The driver application lifetime is controlled by `dynoyarn.driver.simulation-duration-ms`, after which the
application (and simulated cluster) will terminate, and RM app summary and GC logs will be uploaded to HDFS
(to `dynoyarn.driver.rm-log-output-path`).
2. To run the workload application, run from the directory:
```
CLASSPATH=$(${HADOOP_HDFS_HOME}/bin/hadoop classpath --glob):./:./* java com.linkedin.dynoyarn.workload.WorkloadClient -workload_spec_location /tmp/workload-example.json -conf dynoyarn.xml -driver_app_id application_1615840027285_57002
```
where `workload_spec_location` is the location on HDFS containing the trace to rerun,
and `driver_app_id` is the YARN app id for the driver app submitted previously.
### Azkaban
To run a DynoYARN simulation via Azkaban, run `./gradlew build` from the root directory, and upload the resulting
zip to Azkaban at `dynoyarn-azkaban/build/distributions/dynoyarn-azkaban-*`.
## Workload Spec Format
The workload trace is in json format, one app per line. An example app:
{
"amResourceRequest": {
"memoryMB": 2048,
"vcores": 1
},
"appId": "application_1605737660848_3450869",
"appType": "MAPREDUCE",
"queue": "default",
"user": "user2",
"submitTime": 1607151674623,
"resourceRequestSpecs": [
{
"runtimes": [13262, 41329],
"numInstances": 2,
"resource": {
"memoryMB": 4096,
"vcores": 1
},
"priority": 20
},
{
"runtimes": [13292],
"numInstances": 1,
"resource": {
"memoryMB": 8192,
"vcores": 2
},
"priority": 10
}
]
}
This was taken from a `MAPREDUCE` app that ran on a production cluster, which ran with id `application_1605737660848_3450869` and
was submitted at `1607151674623`. When replaying this app, it will be submitted as user `user2`, to queue `default`. The AM will
run in a `<2GB, 1 vcore>` container; it will first request two `<4GB, 1 vcore>` containers with priority `20` that run for
about 13 and 41 seconds, respectively.
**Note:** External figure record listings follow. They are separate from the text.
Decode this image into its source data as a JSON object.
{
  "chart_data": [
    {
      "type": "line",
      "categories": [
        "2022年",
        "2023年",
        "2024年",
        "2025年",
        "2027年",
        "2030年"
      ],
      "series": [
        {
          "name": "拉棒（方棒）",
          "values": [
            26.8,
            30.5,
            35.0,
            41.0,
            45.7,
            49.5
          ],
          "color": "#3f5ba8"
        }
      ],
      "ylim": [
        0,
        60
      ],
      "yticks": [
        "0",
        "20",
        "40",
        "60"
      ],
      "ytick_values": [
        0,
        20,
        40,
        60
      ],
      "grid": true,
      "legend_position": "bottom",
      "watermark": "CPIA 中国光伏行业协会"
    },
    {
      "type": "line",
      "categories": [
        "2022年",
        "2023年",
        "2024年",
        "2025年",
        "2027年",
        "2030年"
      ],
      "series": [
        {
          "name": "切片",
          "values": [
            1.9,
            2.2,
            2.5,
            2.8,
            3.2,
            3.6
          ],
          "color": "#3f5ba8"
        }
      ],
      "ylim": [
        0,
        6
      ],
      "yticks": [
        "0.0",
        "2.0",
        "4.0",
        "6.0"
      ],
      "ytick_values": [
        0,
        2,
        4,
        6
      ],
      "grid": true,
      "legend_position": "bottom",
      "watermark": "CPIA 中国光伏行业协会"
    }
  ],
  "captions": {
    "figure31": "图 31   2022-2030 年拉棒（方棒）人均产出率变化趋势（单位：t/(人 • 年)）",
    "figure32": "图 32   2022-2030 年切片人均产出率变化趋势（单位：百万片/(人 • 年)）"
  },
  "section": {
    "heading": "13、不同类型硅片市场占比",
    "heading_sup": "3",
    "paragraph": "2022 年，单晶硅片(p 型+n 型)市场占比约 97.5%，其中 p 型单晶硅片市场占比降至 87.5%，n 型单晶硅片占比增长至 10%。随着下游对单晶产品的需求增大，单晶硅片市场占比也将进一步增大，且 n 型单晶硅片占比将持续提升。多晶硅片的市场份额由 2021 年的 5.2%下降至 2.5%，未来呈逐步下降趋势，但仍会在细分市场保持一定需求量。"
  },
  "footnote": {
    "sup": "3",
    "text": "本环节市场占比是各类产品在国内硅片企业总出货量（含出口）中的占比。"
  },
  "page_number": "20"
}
Once both containers finish, the app will request a single `<8GB, 2 vcore>` container
with priority `10` that runs for about 13 seconds.
The apps in the trace are submitted to the simulated cluster in relative real-time; in the [example](workload-example.json),
the first app was submitted at `1607151674543` and marks the start of the simulation; the second app was submitted at `1607151674623`, and will be
submitted `1607151674623 - 1607151674543 = 80` milliseconds after the first app.
To generate a trace, you can combine production RM app summary logs with audit logs containing information
on when containers (e.g. mappers/reducers for MapReduce, or executors for Spark) for each application were requested.